Trois leviers principaux. D'abord, comparer les offres de marché face au tarif réglementé : l'économie peut atteindre jusqu'à 171 € par an (offre Confort+ de Primeo en mai 2026, foyer 6 kVA / 5 700 kWh). Ensuite, ajuster la puissance souscrite à la consommation réelle : un foyer 9 kVA qui peut vivre en 6 kVA récupère plusieurs dizaines d'euros d'abonnement chaque année.

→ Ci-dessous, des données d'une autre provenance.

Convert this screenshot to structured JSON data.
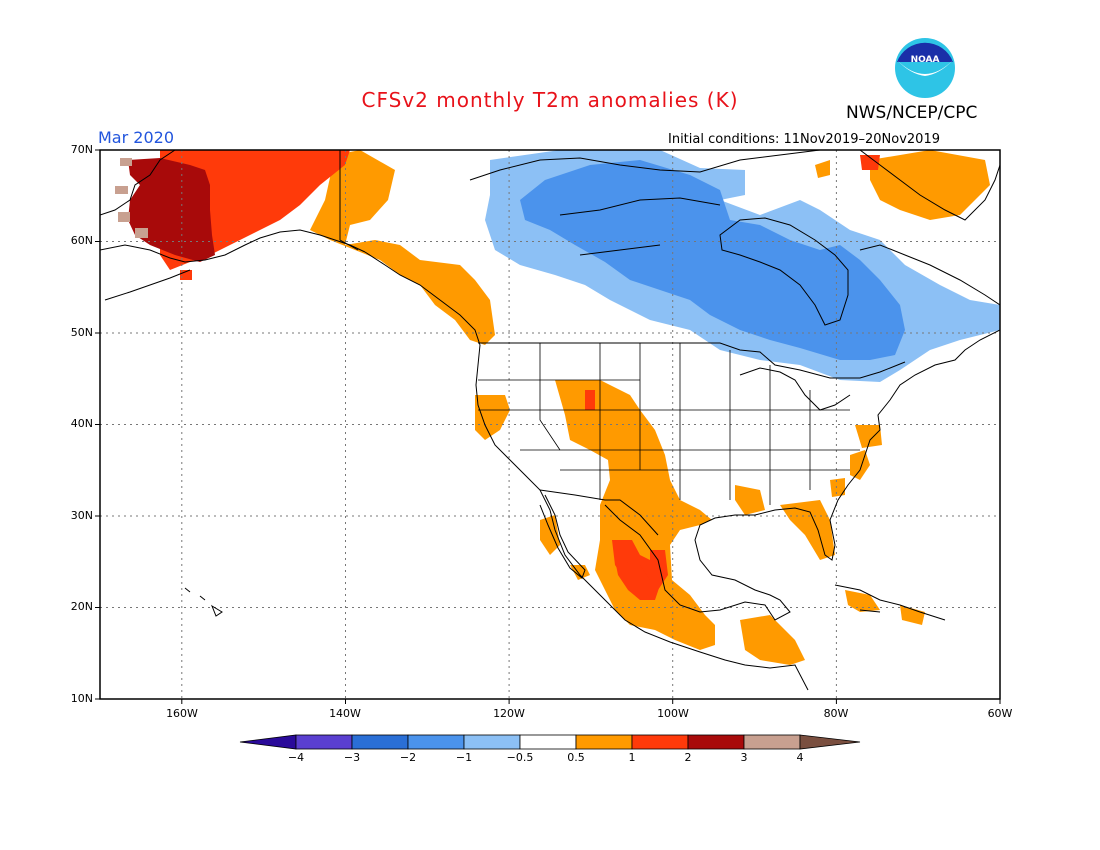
{
  "header": {
    "title": "CFSv2 monthly T2m anomalies (K)",
    "agency": "NWS/NCEP/CPC",
    "logo_text": "NOAA",
    "month": "Mar 2020",
    "initial_conditions": "Initial conditions: 11Nov2019–20Nov2019"
  },
  "map": {
    "lat_labels": [
      "70N",
      "60N",
      "50N",
      "40N",
      "30N",
      "20N",
      "10N"
    ],
    "lon_labels": [
      "160W",
      "140W",
      "120W",
      "100W",
      "80W",
      "60W"
    ],
    "lat_range": [
      10,
      70
    ],
    "lon_range": [
      -170,
      -60
    ]
  },
  "colorbar": {
    "tick_labels": [
      "−4",
      "−3",
      "−2",
      "−1",
      "−0.5",
      "0.5",
      "1",
      "2",
      "3",
      "4"
    ],
    "colors": [
      "#2a0a9a",
      "#5a3fd0",
      "#2a6fd6",
      "#4b93ec",
      "#8cc0f5",
      "#ffffff",
      "#ff9a00",
      "#ff3a0a",
      "#a80a0a",
      "#c8a090",
      "#7a4f3f"
    ]
  },
  "anomaly_regions": [
    {
      "name": "alaska-west",
      "level": "3"
    },
    {
      "name": "alaska-east",
      "level": "2"
    },
    {
      "name": "canada-north",
      "level": "-1"
    },
    {
      "name": "canada-central",
      "level": "-2"
    },
    {
      "name": "rockies",
      "level": "1"
    },
    {
      "name": "mexico",
      "level": "1"
    },
    {
      "name": "mexico-core",
      "level": "2"
    },
    {
      "name": "greenland-south",
      "level": "1"
    }
  ]
}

Enfin, basculer en option Heures Creuses ou Tempo si plus de 30 % de la consommation peut être décalée la nuit (eau chaude, lave-linge, recharge VE).

Sur un marché libéralisé, le consommateur peut choisir librement son fournisseur d'électricité parmi plusieurs opérateurs concurrents. C'est le cas en France depuis 2007, en Allemagne, au Royaume-Uni ou en Espagne. Sur un marché régulé, un seul opérateur historique (souvent contrôlé par l'État) fournit l'ensemble du pays et les prix sont fixés par décret. Les marchés régulés affichent souvent des prix plus bas, mais ces prix reflètent rarement le coût réel de production : ils sont compensés par des subventions publiques qui pèsent sur le budget de l'État.